Schmitz: “So there’s a lot of record keeping in this job. The actual county surveyor job, if you’re a licensed surveyor, once you understand what the statute requires, it’s actually relatively simple.”
… We always have a lot of problems at Kearney Hill when we survey up there. The intersection control that’s … the surveyors before me they put in center intersection control. Most cities and villages don’t do that, but here that is how they did it, so I’ve had to replace them and keep them over the years.”
Schmitz suspects that global positioning devices will take a more prominent role in establishing Otoe County’s property lines once his three-decades as county surveyor conclude this spring, but he is convinced in the superior accuracy of the trusty total station instruments that have served him for his 53-year career.
Schmitz said Otoe County commissioners are comfortable with the elected county surveyor also having the role of county zoning administrator. Because of the dual role, he has not taken large subdivision jobs because it would also be his job to review the work and make recommendations to the county board.
Overall, he says he has had a good experience in the role of zoning administrator, but then came proposals for wind farms.

Schmitz had worked with the county to revive its comprehensive development plan in the 1990s and again in the early 2000s.
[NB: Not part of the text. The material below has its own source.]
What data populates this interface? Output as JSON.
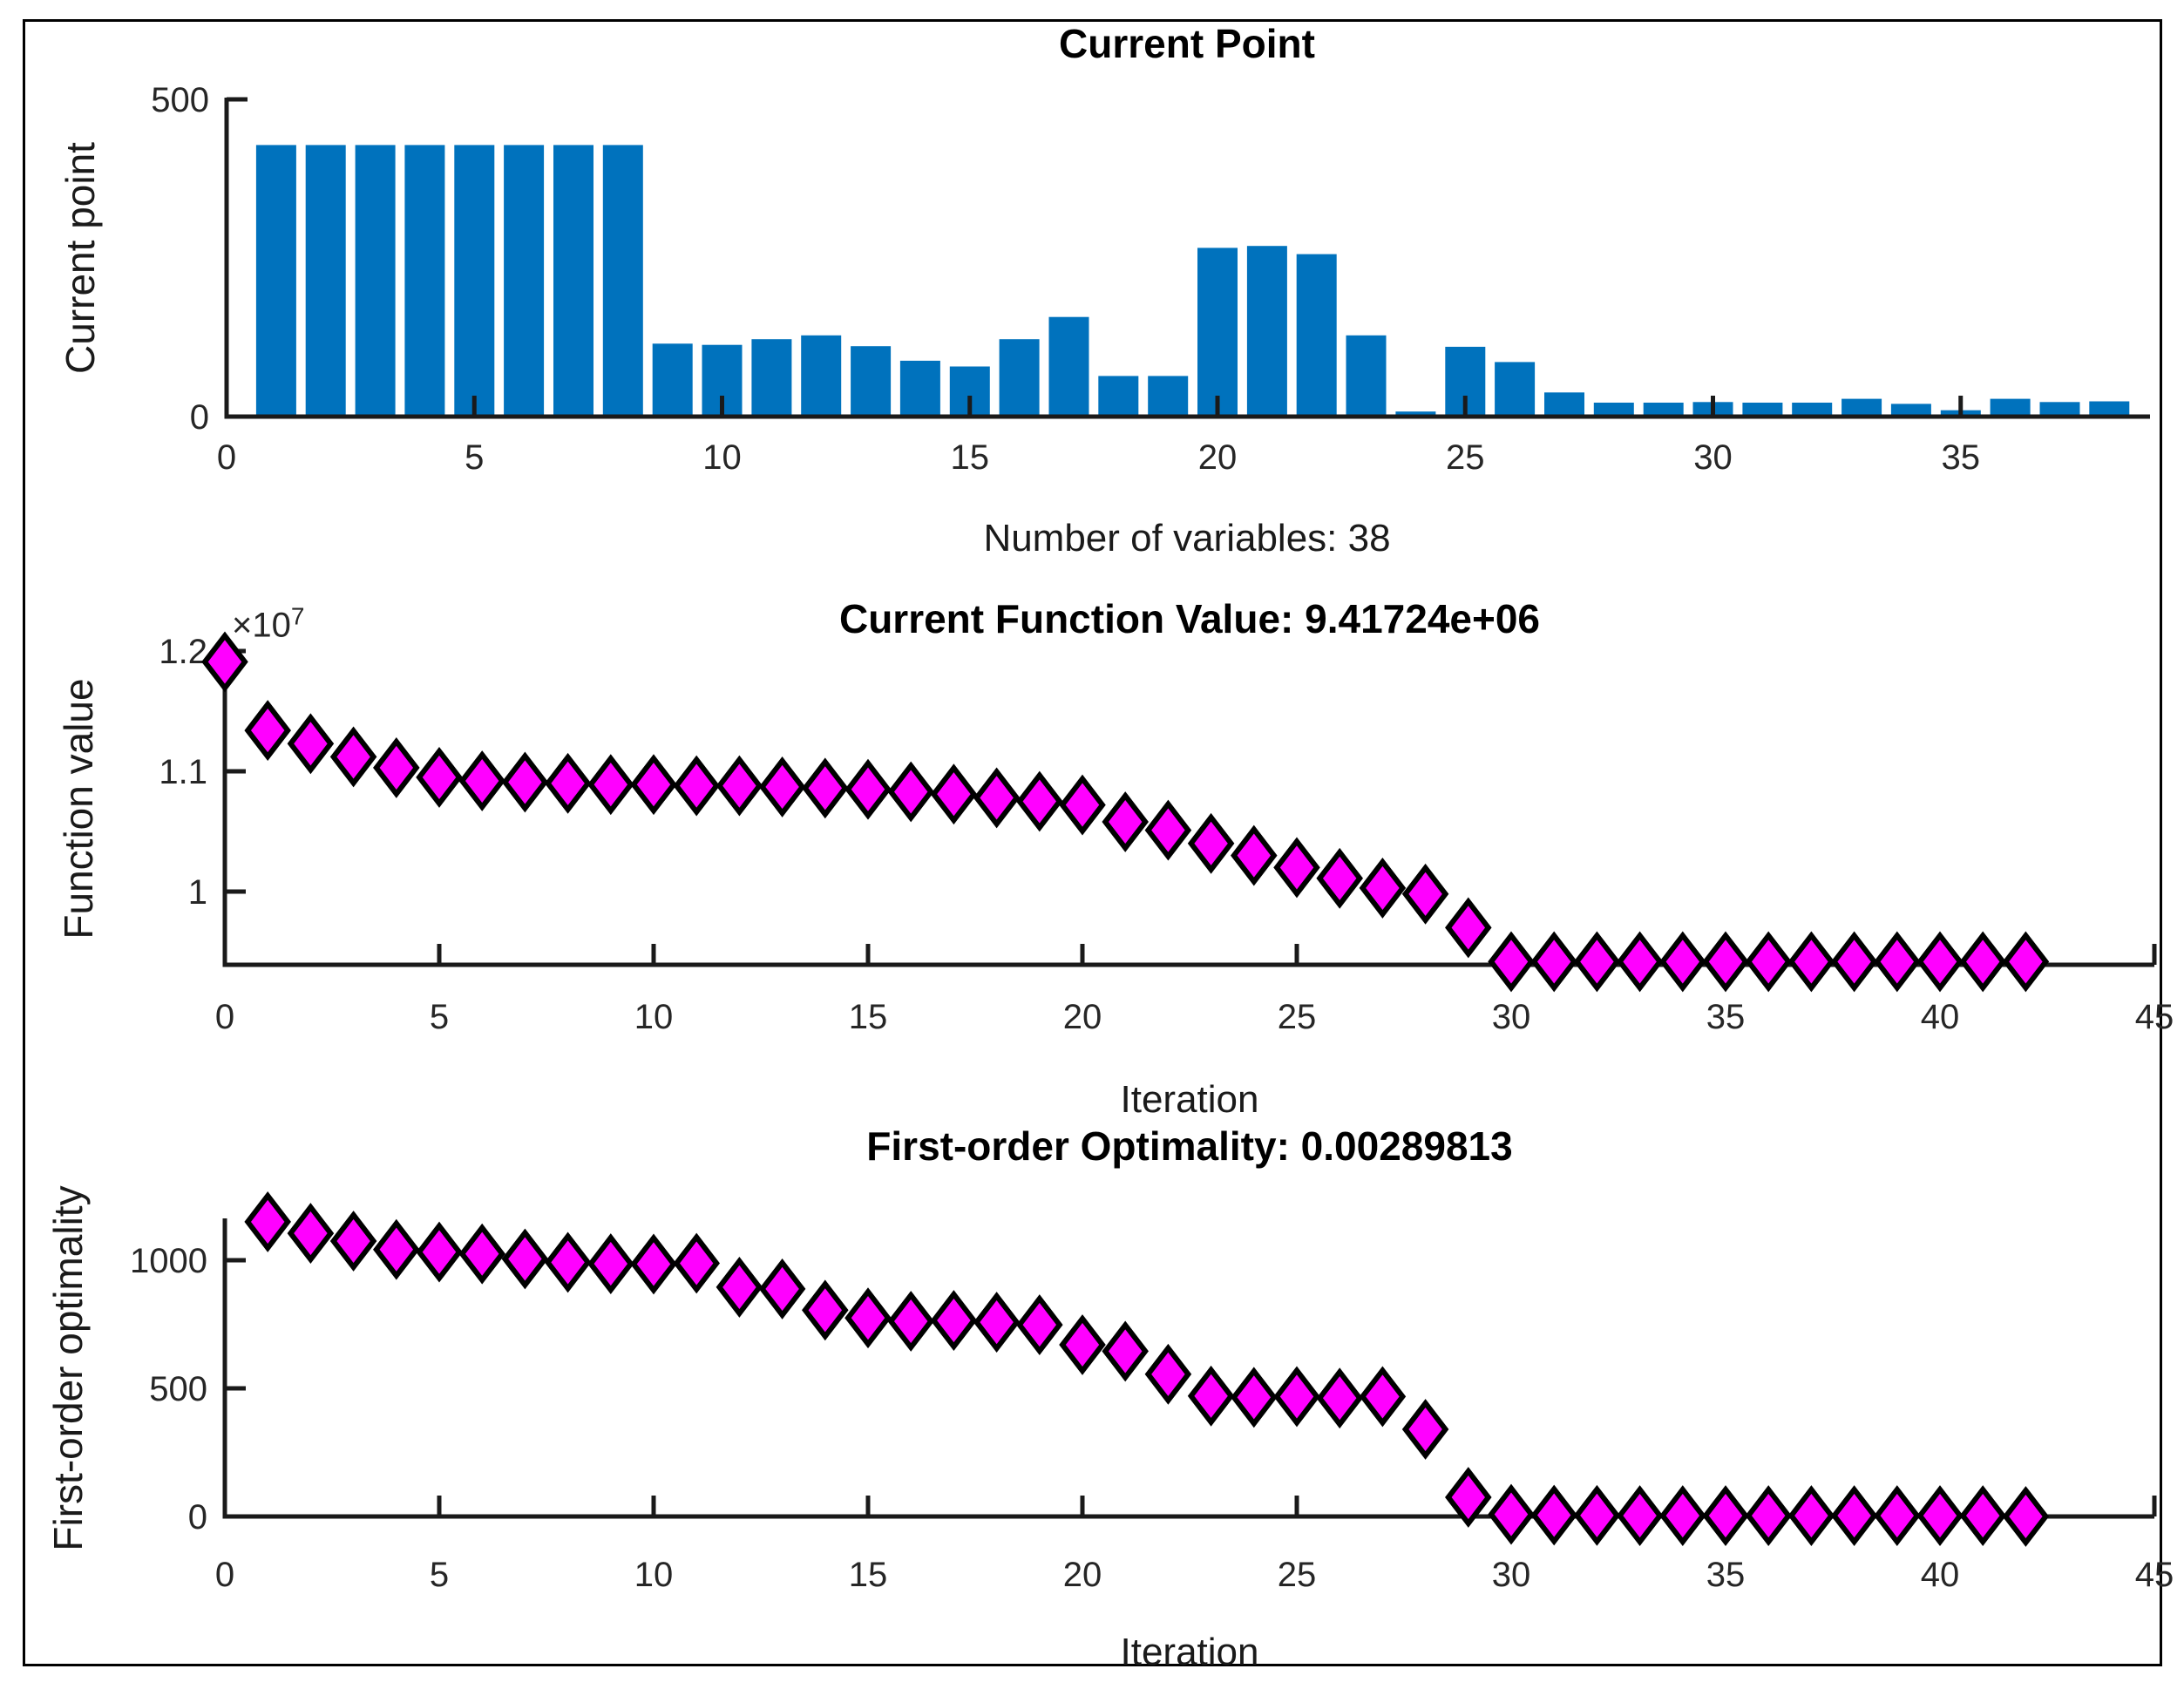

Wind regulations contemplated turbines that would be 300 feet tall, but plans in 2020 were calling for windmills that were 650 feet tall from the top of the blade.
Schmitz: “It was pretty good until the wind turbines came in. The wind turbines was very tough on me personally.”
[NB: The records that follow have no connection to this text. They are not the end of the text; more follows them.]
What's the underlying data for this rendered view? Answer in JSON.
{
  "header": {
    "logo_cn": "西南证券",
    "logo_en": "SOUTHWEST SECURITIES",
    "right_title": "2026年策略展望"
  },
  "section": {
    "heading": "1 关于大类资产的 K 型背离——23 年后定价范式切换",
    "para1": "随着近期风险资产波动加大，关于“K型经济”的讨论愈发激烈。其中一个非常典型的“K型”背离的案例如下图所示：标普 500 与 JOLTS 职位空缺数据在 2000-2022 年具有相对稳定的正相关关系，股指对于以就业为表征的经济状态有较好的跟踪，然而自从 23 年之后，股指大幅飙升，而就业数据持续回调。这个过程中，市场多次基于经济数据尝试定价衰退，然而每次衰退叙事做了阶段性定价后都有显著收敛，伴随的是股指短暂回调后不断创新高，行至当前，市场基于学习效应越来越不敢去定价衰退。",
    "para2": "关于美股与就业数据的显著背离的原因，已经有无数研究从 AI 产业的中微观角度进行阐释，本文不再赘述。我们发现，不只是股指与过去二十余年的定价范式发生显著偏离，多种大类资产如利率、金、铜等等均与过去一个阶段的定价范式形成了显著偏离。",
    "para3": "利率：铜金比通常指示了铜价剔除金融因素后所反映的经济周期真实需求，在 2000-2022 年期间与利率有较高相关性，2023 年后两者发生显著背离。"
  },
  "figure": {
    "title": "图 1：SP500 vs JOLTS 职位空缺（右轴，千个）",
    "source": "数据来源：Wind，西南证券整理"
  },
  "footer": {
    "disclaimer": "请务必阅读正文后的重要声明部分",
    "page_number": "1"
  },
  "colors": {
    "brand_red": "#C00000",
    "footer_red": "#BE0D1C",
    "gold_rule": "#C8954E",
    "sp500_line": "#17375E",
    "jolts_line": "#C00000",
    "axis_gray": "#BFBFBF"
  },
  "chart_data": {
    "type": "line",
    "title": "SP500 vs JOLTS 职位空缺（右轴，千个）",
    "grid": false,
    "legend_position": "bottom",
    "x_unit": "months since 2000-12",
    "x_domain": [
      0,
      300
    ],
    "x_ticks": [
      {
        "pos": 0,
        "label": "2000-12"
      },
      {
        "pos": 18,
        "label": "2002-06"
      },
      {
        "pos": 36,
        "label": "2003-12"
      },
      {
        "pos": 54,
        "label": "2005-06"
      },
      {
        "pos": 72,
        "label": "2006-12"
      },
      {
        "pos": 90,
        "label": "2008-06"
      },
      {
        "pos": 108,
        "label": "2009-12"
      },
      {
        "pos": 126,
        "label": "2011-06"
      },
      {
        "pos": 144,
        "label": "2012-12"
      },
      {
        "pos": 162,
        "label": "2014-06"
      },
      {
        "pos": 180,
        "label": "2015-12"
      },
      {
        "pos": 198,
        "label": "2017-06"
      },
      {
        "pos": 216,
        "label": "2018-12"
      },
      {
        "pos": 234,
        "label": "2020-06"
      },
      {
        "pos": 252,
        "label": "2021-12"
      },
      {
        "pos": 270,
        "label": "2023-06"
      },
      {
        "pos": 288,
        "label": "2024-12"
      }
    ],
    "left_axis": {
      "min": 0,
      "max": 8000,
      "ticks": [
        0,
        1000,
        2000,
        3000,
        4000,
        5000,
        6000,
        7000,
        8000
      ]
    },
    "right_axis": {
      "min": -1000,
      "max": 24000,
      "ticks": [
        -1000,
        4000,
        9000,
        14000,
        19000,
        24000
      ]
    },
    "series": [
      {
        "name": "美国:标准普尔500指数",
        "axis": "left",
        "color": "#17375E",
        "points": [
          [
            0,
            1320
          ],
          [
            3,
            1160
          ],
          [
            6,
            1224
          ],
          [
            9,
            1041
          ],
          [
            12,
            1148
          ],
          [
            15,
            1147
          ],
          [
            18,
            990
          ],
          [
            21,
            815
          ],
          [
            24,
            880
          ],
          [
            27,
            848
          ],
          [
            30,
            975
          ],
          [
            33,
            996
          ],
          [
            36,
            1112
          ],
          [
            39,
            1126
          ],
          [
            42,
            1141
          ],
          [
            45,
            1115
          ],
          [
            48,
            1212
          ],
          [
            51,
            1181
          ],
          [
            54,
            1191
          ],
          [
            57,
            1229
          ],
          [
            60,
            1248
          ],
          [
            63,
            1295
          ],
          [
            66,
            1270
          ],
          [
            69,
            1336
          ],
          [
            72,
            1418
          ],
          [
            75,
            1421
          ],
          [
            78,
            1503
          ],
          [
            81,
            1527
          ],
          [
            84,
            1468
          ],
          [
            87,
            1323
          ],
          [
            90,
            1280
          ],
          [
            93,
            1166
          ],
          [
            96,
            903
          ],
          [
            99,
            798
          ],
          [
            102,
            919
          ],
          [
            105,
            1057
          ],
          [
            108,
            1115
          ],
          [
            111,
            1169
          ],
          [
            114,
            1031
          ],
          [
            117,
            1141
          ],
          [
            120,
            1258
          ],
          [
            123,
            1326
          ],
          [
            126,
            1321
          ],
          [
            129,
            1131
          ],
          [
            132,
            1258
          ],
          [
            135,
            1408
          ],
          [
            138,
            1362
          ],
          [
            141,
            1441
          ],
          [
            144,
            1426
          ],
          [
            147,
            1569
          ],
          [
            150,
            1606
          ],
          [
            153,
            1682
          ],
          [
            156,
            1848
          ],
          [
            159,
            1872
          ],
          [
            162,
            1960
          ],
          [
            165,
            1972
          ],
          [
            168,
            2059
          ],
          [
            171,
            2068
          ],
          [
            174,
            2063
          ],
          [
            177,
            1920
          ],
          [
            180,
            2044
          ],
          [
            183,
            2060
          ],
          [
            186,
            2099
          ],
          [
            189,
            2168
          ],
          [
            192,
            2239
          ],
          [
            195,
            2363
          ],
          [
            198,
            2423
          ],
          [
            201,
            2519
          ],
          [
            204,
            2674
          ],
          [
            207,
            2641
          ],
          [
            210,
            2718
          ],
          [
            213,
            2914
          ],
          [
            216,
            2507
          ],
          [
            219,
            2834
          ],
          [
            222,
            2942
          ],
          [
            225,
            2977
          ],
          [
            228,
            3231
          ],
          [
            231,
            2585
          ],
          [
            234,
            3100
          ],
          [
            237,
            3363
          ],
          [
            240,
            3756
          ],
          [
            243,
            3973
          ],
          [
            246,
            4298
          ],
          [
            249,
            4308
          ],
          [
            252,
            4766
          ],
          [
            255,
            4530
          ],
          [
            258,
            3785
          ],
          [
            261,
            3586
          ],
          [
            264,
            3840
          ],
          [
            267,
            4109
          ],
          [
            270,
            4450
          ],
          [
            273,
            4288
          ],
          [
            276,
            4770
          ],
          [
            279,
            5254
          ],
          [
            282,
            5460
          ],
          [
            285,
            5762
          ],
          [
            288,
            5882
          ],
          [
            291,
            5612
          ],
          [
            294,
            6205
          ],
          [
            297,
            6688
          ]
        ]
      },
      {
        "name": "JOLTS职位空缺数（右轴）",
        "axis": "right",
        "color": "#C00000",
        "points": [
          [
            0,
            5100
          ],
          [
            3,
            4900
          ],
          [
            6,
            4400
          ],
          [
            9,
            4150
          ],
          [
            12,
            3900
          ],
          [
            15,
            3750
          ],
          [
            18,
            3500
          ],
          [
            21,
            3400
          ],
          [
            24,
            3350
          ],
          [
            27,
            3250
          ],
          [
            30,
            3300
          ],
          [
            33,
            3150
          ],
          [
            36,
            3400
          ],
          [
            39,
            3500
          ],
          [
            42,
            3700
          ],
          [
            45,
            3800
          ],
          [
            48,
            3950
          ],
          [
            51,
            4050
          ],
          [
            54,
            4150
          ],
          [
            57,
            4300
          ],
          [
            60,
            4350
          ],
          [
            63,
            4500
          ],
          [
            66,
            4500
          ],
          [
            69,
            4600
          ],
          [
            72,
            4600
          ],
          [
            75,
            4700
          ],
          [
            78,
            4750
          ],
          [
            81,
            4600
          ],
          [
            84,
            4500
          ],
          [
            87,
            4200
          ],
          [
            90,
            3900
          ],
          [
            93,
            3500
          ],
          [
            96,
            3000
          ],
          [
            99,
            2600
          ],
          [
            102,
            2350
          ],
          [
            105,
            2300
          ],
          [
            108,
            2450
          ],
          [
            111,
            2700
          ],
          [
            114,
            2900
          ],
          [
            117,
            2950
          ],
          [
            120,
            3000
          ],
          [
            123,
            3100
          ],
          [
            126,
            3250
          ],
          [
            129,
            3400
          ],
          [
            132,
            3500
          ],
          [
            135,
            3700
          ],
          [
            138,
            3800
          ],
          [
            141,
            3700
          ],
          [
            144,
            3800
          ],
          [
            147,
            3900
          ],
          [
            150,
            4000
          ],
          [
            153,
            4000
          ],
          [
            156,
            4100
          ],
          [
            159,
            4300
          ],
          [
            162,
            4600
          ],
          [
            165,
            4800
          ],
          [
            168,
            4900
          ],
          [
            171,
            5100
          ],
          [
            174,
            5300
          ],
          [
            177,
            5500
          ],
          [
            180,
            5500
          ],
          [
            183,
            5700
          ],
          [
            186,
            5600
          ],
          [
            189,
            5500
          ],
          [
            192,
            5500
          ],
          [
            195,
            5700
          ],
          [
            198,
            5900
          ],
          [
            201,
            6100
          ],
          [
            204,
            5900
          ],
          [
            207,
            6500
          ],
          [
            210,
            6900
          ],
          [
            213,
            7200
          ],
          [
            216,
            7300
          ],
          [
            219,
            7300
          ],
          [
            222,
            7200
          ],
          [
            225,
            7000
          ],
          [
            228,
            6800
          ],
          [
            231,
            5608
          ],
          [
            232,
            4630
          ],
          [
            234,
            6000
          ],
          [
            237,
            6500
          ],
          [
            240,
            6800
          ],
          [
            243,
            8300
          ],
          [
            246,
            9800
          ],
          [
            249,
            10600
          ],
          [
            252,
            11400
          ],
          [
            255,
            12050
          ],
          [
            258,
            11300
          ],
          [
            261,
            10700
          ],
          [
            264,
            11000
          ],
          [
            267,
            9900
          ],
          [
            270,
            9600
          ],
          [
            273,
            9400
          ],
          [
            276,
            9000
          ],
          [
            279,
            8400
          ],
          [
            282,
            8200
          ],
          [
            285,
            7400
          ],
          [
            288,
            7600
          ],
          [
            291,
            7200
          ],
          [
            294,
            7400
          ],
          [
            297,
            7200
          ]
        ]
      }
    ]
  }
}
Schmitz: “Actually right now a commercial wind turbine system can not go in Otoe County by the regulations that the commissioners approved.”
Schmitz said it is the zoning administrator’s job to implement the regulations adopted by the county, so he has been pro active in the county’s energy element plan. However, he said, he hasn’t been able to get anything through that the landowners and the taxpayers are happy with.
Schmitz thinks solar farms are more acceptable than a 650’ tall wind turbine, but county commissioners tightened the noose on commercial solar, as well.

He said there have also been problems over dog kennels, especially if they are established without the proper permits. Schmitz said he was also criticized for sticking to the regulations over a proposal for a 500,000 chicken facility.
Like windmills, the county regulations say you have to be a mile for any residence.
Schmitz: “I got raked over the coals by a couple of commissioners on the chicken farm thing. I said I never told them that they couldn’t come in, but they would have to meet our setbacks, sizes and how many neighbors they had. They didn’t do the work. They went down to Humboldt.”
Schmitz: “I was blamed for that project, but I never stopped them. They just didn’t like what they heard.”